Idiopathic thrombocytopenic purpura (ITP) in children is considered a benign hematological disease. The incidence is approximately 50 cases a year in Denmark. Approximately 25 % will experience chronic disease. Follow up and treatment of these patients is not centralized.

The drug of choice is intravenous IgG (IVIG) for treatment of ITP. The side effects are flu-like symptoms, and in rare cases aseptic meningitis. Another option is intravenous anti-D, if the child is rhesus positive. Anti-D is primarily used in North America. The effect of Anti-D is comparable with IVIG when considering the time it takes to bring the platelet count above 50,000/μL. Anti-D also causes flu-like symptoms. Establishing an i.v. access is a disadvantage to both IVIG and anti-D. For both treatments mechanism of action is not finally described.
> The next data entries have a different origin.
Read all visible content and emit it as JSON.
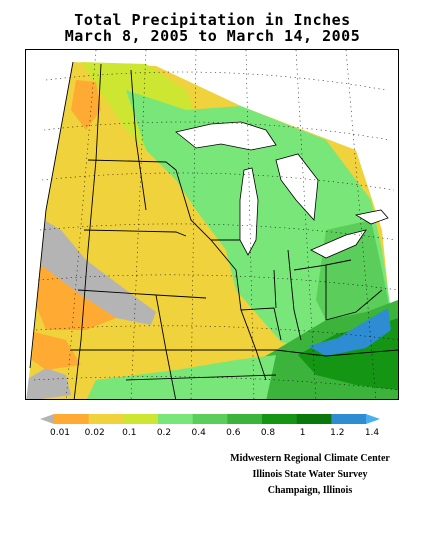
{
  "title": {
    "line1": "Total Precipitation in Inches",
    "line2": "March 8, 2005 to March 14, 2005"
  },
  "legend": {
    "labels": [
      "0.01",
      "0.02",
      "0.1",
      "0.2",
      "0.4",
      "0.6",
      "0.8",
      "1",
      "1.2",
      "1.4"
    ],
    "colors": [
      "#b4b4b4",
      "#ffaa33",
      "#f0d23c",
      "#cde632",
      "#78e678",
      "#5acd5a",
      "#3cb43c",
      "#149614",
      "#0a780a",
      "#2d8cd2",
      "#46aff0"
    ]
  },
  "credits": {
    "line1": "Midwestern Regional Climate Center",
    "line2": "Illinois State Water Survey",
    "line3": "Champaign, Illinois"
  }
}
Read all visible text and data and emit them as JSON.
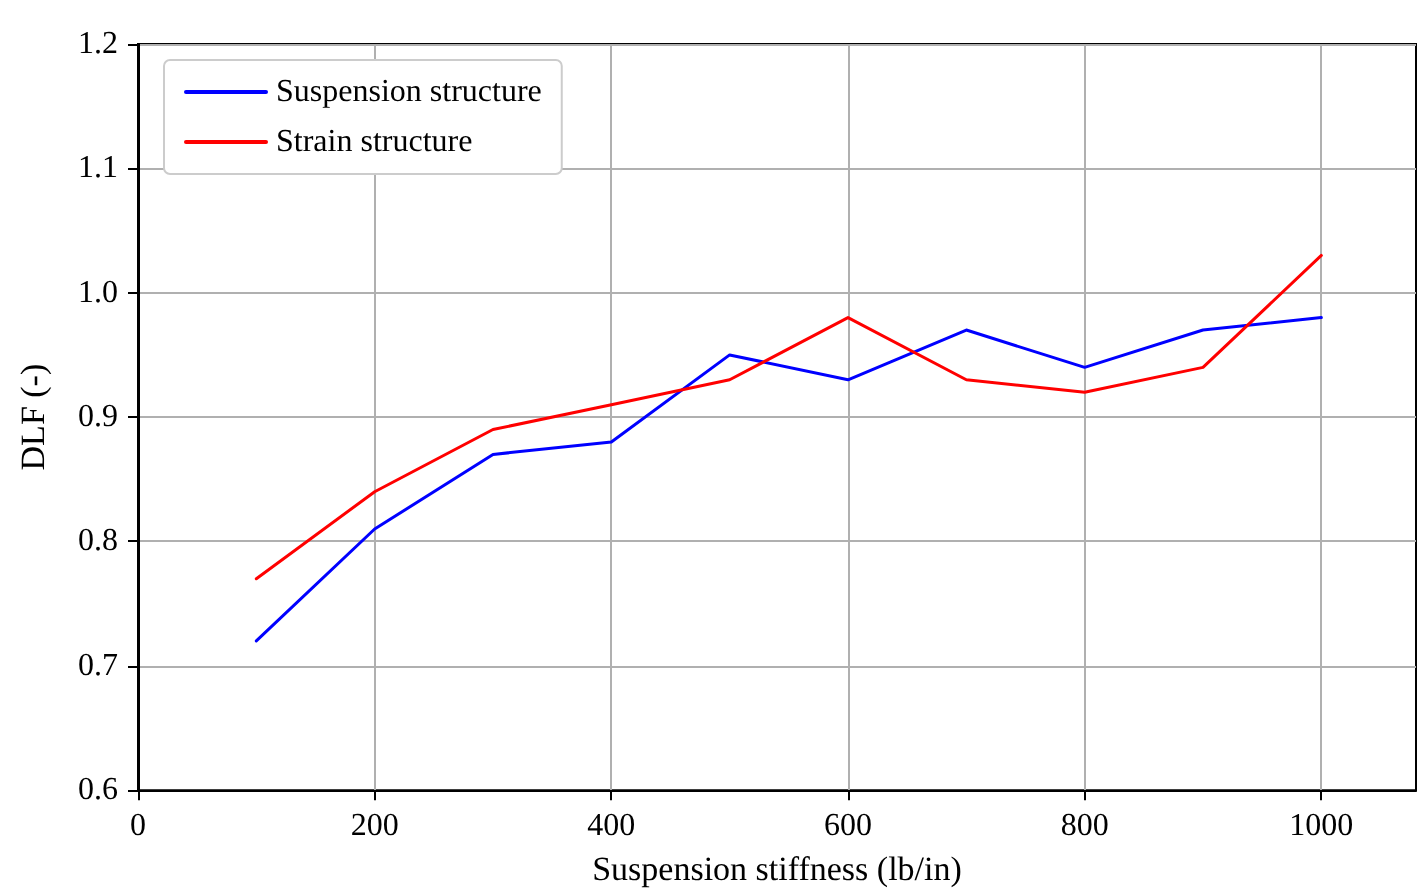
{
  "chart_data": {
    "type": "line",
    "xlabel": "Suspension stiffness (lb/in)",
    "ylabel": "DLF (-)",
    "x": [
      100,
      200,
      300,
      400,
      500,
      600,
      700,
      800,
      900,
      1000
    ],
    "series": [
      {
        "name": "Suspension structure",
        "color": "#0000ff",
        "values": [
          0.72,
          0.81,
          0.87,
          0.88,
          0.95,
          0.93,
          0.97,
          0.94,
          0.97,
          0.98
        ]
      },
      {
        "name": "Strain structure",
        "color": "#ff0000",
        "values": [
          0.77,
          0.84,
          0.89,
          0.91,
          0.93,
          0.98,
          0.93,
          0.92,
          0.94,
          1.03
        ]
      }
    ],
    "xlim": [
      0,
      1080
    ],
    "xticks": [
      0,
      200,
      400,
      600,
      800,
      1000
    ],
    "ylim": [
      0.6,
      1.2
    ],
    "yticks": [
      0.6,
      0.7,
      0.8,
      0.9,
      {
        "value": 1,
        "label": "1.0"
      },
      1.1,
      1.2
    ],
    "grid": true,
    "legend": "top left",
    "marker": "none",
    "line_style": "solid"
  }
}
Subcutaneous IgG substitution therapy is used for patients suffering from agammaglobulinaemia. It is therefore known, that immunoglobulin uptake is possible after subcutaneous administration. Subcutaneous anti-D has been tried in few patients suffering from chronic thrombocytopenia with positive results.
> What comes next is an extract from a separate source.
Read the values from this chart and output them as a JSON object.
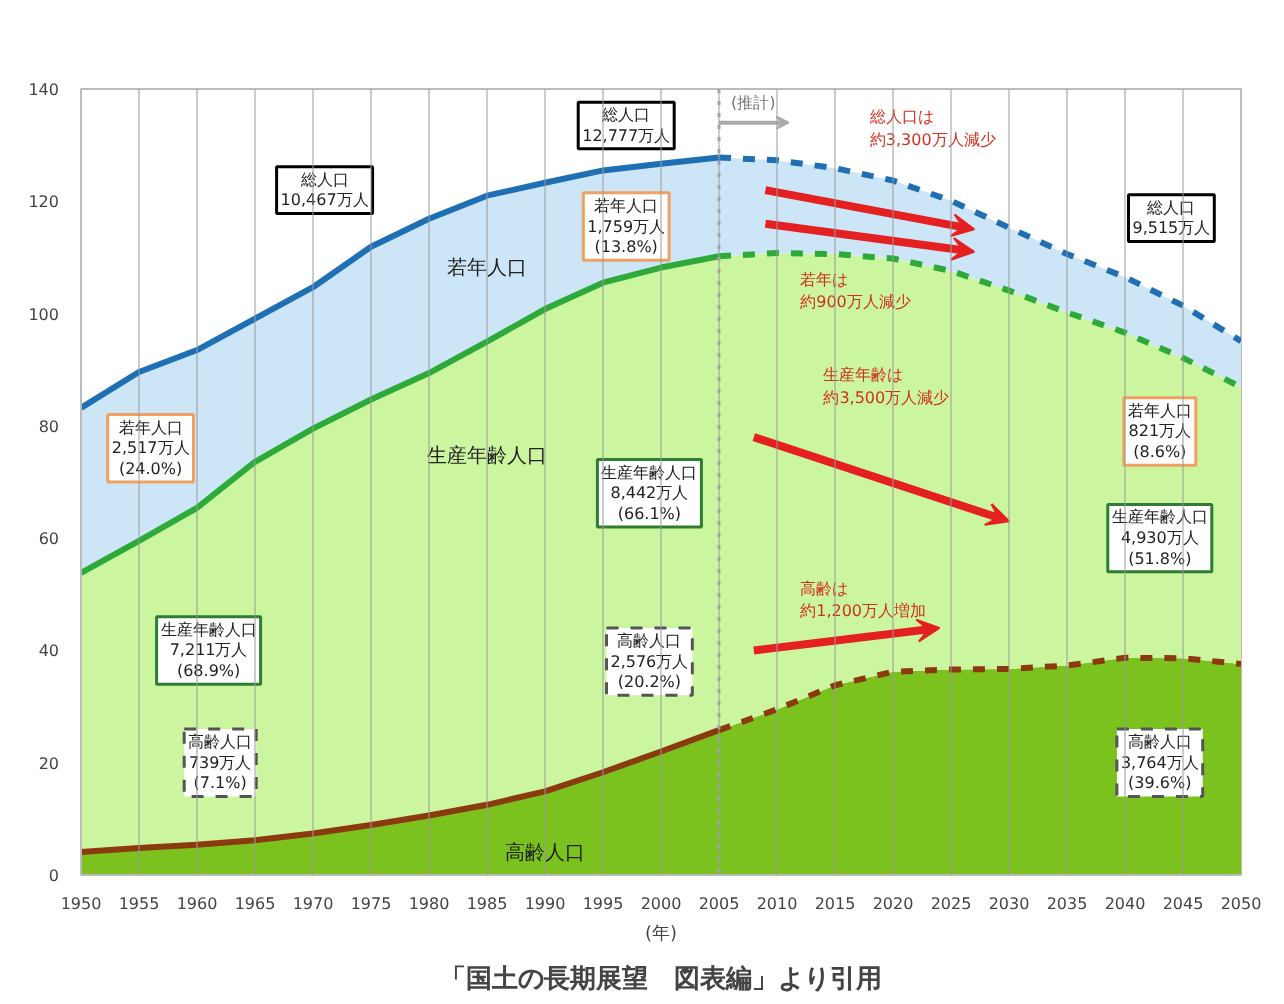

IVIG treatment is expensive compared to anti-D. Treatment of a 20 kg child costs approximately 17,000 Dkr for IVIG and 2,500 Dkr. for anti-D.

Hypothesis:

• Subcutaneous administered anti-D is as effective as IVIG/i.v. anti-D;
• Subcutaneous administered anti-D has fewer less severe side effects than IVIG/i.v. anti-D.

Purpose:

• To document the effect of subcutaneous anti-D;
• Describe complications;
• Describe aspects of the mechanism of action.

Material and Methods:

Children are eligible if admitted to a pediatric department in Denmark for diagnosis, observation or treatment of acute or chronic ITP. Examination and diagnostic work up is similar throughout the country, but not identical. No specific tests are required for diagnosis. If treatment is indicated rhesus positive children are treated with subcutaneous anti-D. Rhesus negative children are treated according to local guidelines. Specified follow-up on all children is mandatory. For research purposes one blood sample form all children is collected, and from children, who receive medical treatment, several blood samples are collected. Analysis for changes in immunological signaling peptides will be performed with special attention to the mechanism of action of anti-D.